Mickleham Roadsign by Secret Pilgrim. CC BY-SA. Flickr.
Mickleham Roadsign by Secret Pilgrim. CC BY-SA. Flickr. https://flic.kr/p/6YHTyy

Now that the hives have been fed and varroa treatment has started, the bees are making wax. Between that and the season’s worth of propolis, the hives are seriously gummed-up. J removed the frame with the queen on from the observation hive that had been at the local honey show yesterday, but I couldn’t seem to get my hive tool to work and all the frames were stuck down so solidly I couldn’t make space for the frame with the Queen. Embarrassingly, I fumbled the two hive tools in my pocket (different shapes so surely one must be suitable for this hive configuration!) and nearly dropped one. J said ‘Don’t panic’ – which I balked at a bit – beekeepers aren’t supposed to panic! But he was right, I had freaked myself out a bit, tried to rush it to be efficient and instead was moving too fast. The buzzing went up a pitch while I was fumbling about with things and I realised that I just had to be calm or I would make things worse – it would be pretty shit to get stung on the first hive out of seven! So I managed to calm down, used a more familiar hive tool, and got the frames moving so that we could return the queen to her home. Definitely embarrassing, but I suppose it had to happen at some point! I would like to think that all beekeepers have been there, but I haven’t asked any.
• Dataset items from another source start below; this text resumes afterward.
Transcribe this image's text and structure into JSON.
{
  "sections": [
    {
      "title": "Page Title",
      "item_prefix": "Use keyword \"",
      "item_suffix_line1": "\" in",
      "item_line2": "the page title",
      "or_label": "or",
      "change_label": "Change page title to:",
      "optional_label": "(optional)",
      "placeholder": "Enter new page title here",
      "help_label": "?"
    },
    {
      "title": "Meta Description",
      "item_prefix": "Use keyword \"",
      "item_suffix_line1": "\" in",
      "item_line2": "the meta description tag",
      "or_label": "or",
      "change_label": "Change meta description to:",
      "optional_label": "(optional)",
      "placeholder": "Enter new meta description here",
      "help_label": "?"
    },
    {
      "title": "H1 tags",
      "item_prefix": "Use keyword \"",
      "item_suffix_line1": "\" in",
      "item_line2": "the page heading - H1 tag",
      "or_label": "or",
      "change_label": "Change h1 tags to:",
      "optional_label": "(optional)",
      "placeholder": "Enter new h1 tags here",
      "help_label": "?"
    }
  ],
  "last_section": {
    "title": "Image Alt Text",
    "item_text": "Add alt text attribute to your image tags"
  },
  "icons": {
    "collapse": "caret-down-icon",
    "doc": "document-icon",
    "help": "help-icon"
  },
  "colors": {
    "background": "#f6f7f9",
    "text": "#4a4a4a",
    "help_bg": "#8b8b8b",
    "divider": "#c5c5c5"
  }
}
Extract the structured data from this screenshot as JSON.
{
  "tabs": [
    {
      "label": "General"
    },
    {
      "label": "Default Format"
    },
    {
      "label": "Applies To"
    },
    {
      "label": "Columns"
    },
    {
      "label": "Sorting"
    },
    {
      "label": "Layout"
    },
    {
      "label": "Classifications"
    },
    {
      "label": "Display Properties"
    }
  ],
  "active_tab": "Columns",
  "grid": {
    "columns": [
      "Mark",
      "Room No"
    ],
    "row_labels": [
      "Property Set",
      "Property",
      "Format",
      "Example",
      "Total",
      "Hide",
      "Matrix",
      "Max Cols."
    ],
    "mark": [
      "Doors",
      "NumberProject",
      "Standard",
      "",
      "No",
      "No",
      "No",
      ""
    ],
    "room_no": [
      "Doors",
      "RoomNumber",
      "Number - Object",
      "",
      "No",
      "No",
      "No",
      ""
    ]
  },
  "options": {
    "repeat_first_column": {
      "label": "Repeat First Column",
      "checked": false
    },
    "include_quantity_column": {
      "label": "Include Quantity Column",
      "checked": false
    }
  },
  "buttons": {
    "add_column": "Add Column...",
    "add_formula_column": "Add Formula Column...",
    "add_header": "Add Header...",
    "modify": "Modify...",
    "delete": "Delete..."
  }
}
I was also pleased that J was outside the apiary doing something else when I removed a concave roof which had a little puddle from last night’s rain and tipped the whole thing over myself. Soaked to the skin, through a beesuit and jeans. Excellent spatial awareness fail there! If he noticed that one half of my suit was soaked when he got back he was very polite about it, but I like to think that I styled that one out.

It surprised me how much work there is at this time of year, and how much remembering there is too. I guess that’s mostly down to the fact that I’ve only ever been dealing with one hive up until now, and it was comforting to see that sometimes J forgot which hive we had said we were going to put the extra brood frames in, for example. 

I wouldn’t say that we were necessarily shielded from these things at Twickenham, in fact it’s probably mostly down to me not attending lectures, but I think these things are much more your responsibility with your own bees and the difference at the moment is J is really including me in that. Also, there isn’t a large group of people to talk thing over with, it’s just the two of us – and I have no idea how he does it on his own! Experience, I guess.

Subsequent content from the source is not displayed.